The current Federal Communications Commission is on a deregulation roll. At the agency’s December 14 Open Commission Meeting, the commissioners are expected to vote 3-2 to dismantle net neutrality, ending the existing requirement for Internet service providers to treat all Net content equally. Broadband providers will be able to block websites they don’t like, and create preferential speeds and pricing for those they prefer.

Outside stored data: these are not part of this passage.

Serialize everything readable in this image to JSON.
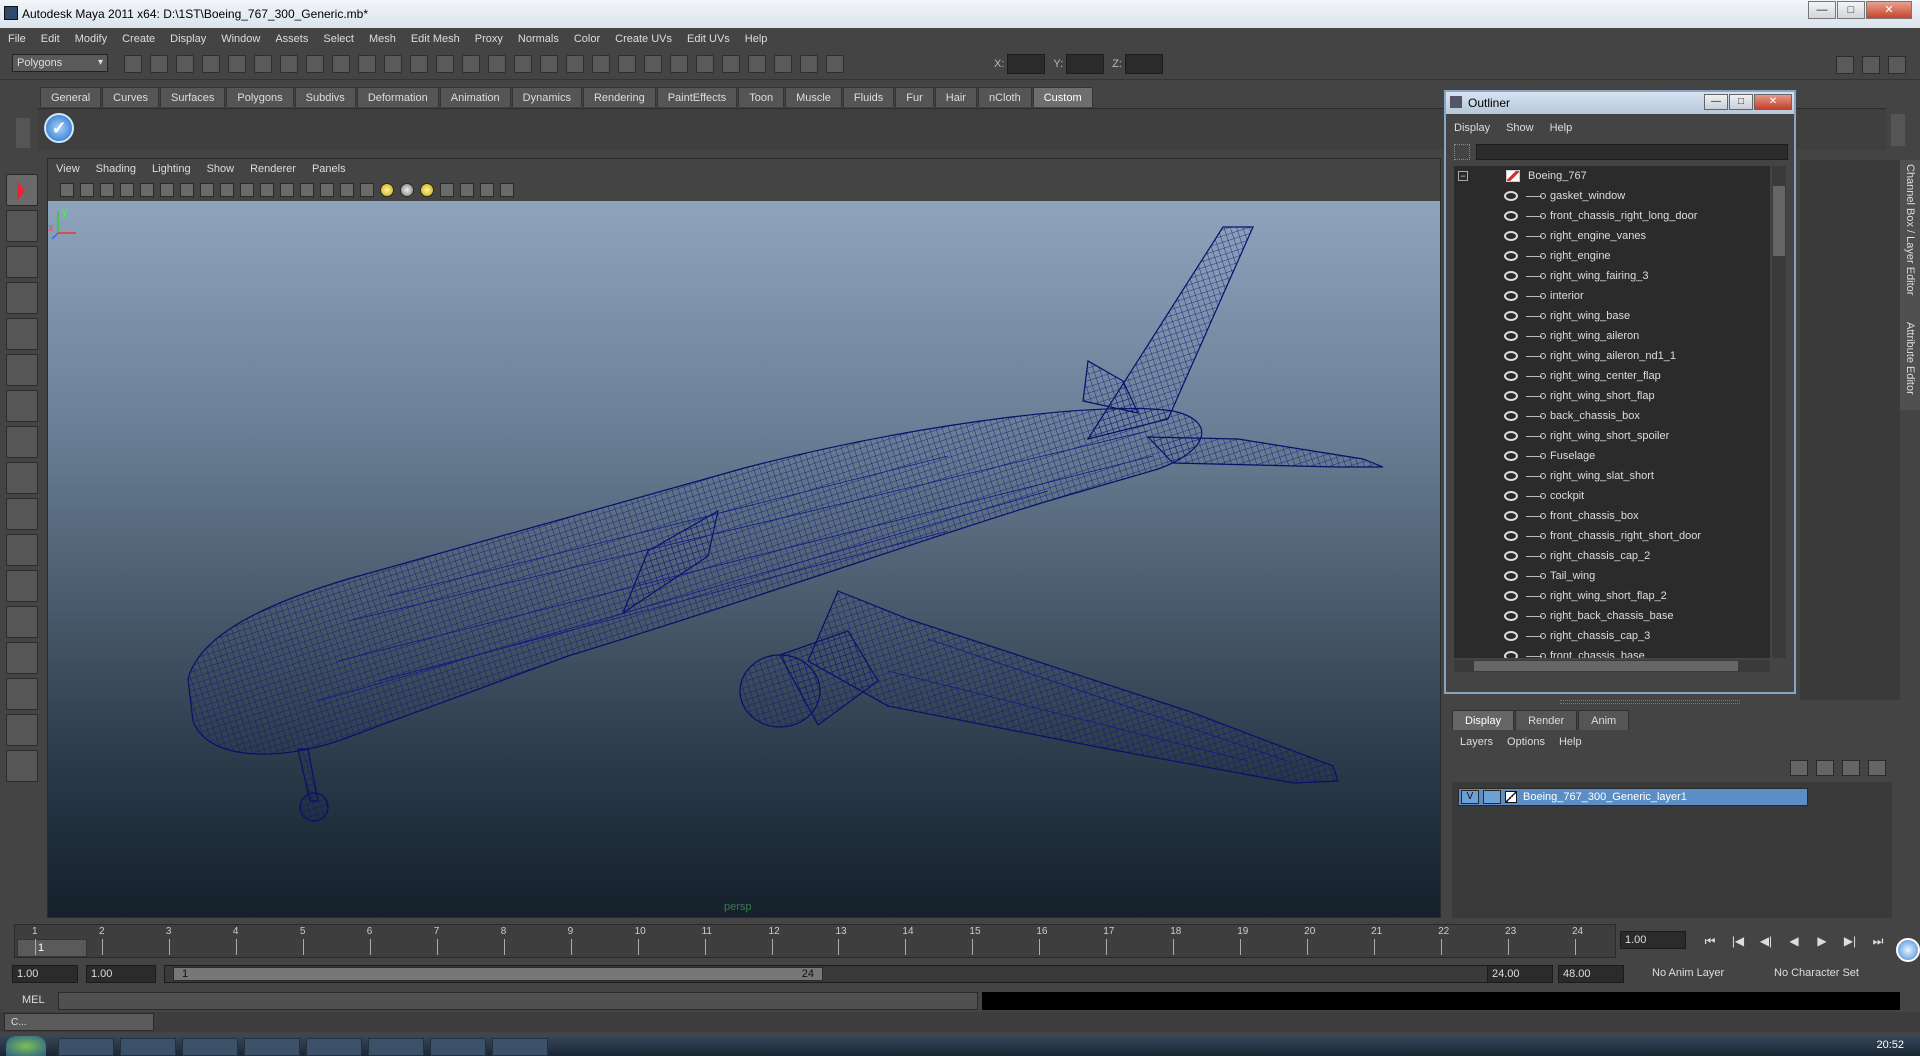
{
  "window": {
    "title": "Autodesk Maya 2011 x64: D:\\1ST\\Boeing_767_300_Generic.mb*",
    "min": "—",
    "max": "□",
    "close": "✕"
  },
  "menubar": [
    "File",
    "Edit",
    "Modify",
    "Create",
    "Display",
    "Window",
    "Assets",
    "Select",
    "Mesh",
    "Edit Mesh",
    "Proxy",
    "Normals",
    "Color",
    "Create UVs",
    "Edit UVs",
    "Help"
  ],
  "status": {
    "mode": "Polygons",
    "x_label": "X:",
    "y_label": "Y:",
    "z_label": "Z:"
  },
  "shelf": {
    "tabs": [
      "General",
      "Curves",
      "Surfaces",
      "Polygons",
      "Subdivs",
      "Deformation",
      "Animation",
      "Dynamics",
      "Rendering",
      "PaintEffects",
      "Toon",
      "Muscle",
      "Fluids",
      "Fur",
      "Hair",
      "nCloth",
      "Custom"
    ],
    "active": "Custom",
    "check_glyph": "✓"
  },
  "panel": {
    "menu": [
      "View",
      "Shading",
      "Lighting",
      "Show",
      "Renderer",
      "Panels"
    ],
    "camera": "persp",
    "axis_y": "y",
    "axis_x": "x"
  },
  "outliner": {
    "title": "Outliner",
    "menu": [
      "Display",
      "Show",
      "Help"
    ],
    "root": "Boeing_767",
    "expander": "−",
    "items": [
      "gasket_window",
      "front_chassis_right_long_door",
      "right_engine_vanes",
      "right_engine",
      "right_wing_fairing_3",
      "interior",
      "right_wing_base",
      "right_wing_aileron",
      "right_wing_aileron_nd1_1",
      "right_wing_center_flap",
      "right_wing_short_flap",
      "back_chassis_box",
      "right_wing_short_spoiler",
      "Fuselage",
      "right_wing_slat_short",
      "cockpit",
      "front_chassis_box",
      "front_chassis_right_short_door",
      "right_chassis_cap_2",
      "Tail_wing",
      "right_wing_short_flap_2",
      "right_back_chassis_base",
      "right_chassis_cap_3",
      "front_chassis_base"
    ],
    "btn_min": "—",
    "btn_max": "□",
    "btn_close": "✕"
  },
  "dock": {
    "channel_box_tab": "Channel Box / Layer Editor",
    "attr_tab": "Attribute Editor"
  },
  "layers": {
    "tabs": [
      "Display",
      "Render",
      "Anim"
    ],
    "active": "Display",
    "menu": [
      "Layers",
      "Options",
      "Help"
    ],
    "rows": [
      {
        "visible": "V",
        "name": "Boeing_767_300_Generic_layer1"
      }
    ]
  },
  "timeline": {
    "ticks": [
      "1",
      "2",
      "3",
      "4",
      "5",
      "6",
      "7",
      "8",
      "9",
      "10",
      "11",
      "12",
      "13",
      "14",
      "15",
      "16",
      "17",
      "18",
      "19",
      "20",
      "21",
      "22",
      "23",
      "24"
    ],
    "current": "1",
    "current_time_field": "1.00"
  },
  "playback_glyphs": [
    "⏮",
    "|◀",
    "◀|",
    "◀",
    "▶",
    "▶|",
    "⏭"
  ],
  "range": {
    "start_time": "1.00",
    "playback_start": "1.00",
    "slider_start": "1",
    "slider_end": "24",
    "playback_end": "24.00",
    "end_time": "48.00",
    "anim_layer": "No Anim Layer",
    "char_set": "No Character Set"
  },
  "cmd": {
    "label": "MEL"
  },
  "minimized": {
    "label": "C..."
  },
  "taskbar": {
    "time": "20:52"
  }
}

In an article entitled “FCC plan would give Internet providers power to choose the sites customers see and use”, Washington Post technology reporter Brian Fung outlines some of the consequences of ending this guarantee of an open, equally accessible Internet. Among those likely to be hurt the most – anyone on a tight budget, particularly low-income consumers.
Chairman Pai states:
“Under my proposal, the federal government will stop micromanaging the Internet. Instead, the FCC would simply require Internet service providers to be transparent about their practices so that consumers can buy the service plan that’s best for them and entrepreneurs and other small businesses can have the technical information they need to innovate.”
The following quote can be attributed to Angela Siefer, Director of NDIA:
Choosing the internet service plan that is best for one’s household assumes there is choice of internet service providers with multiple speed and price offerings. This is not always the case, particularly in rural and inner city neighborhoods. The internet service market is experiencing a failure. We know AT&T has digitally redlined some low income communities . Might the deregulation of the Internet lead to additional digital redlining? Very likely we will see the dismantling of net neutrality leading to additional digital divides.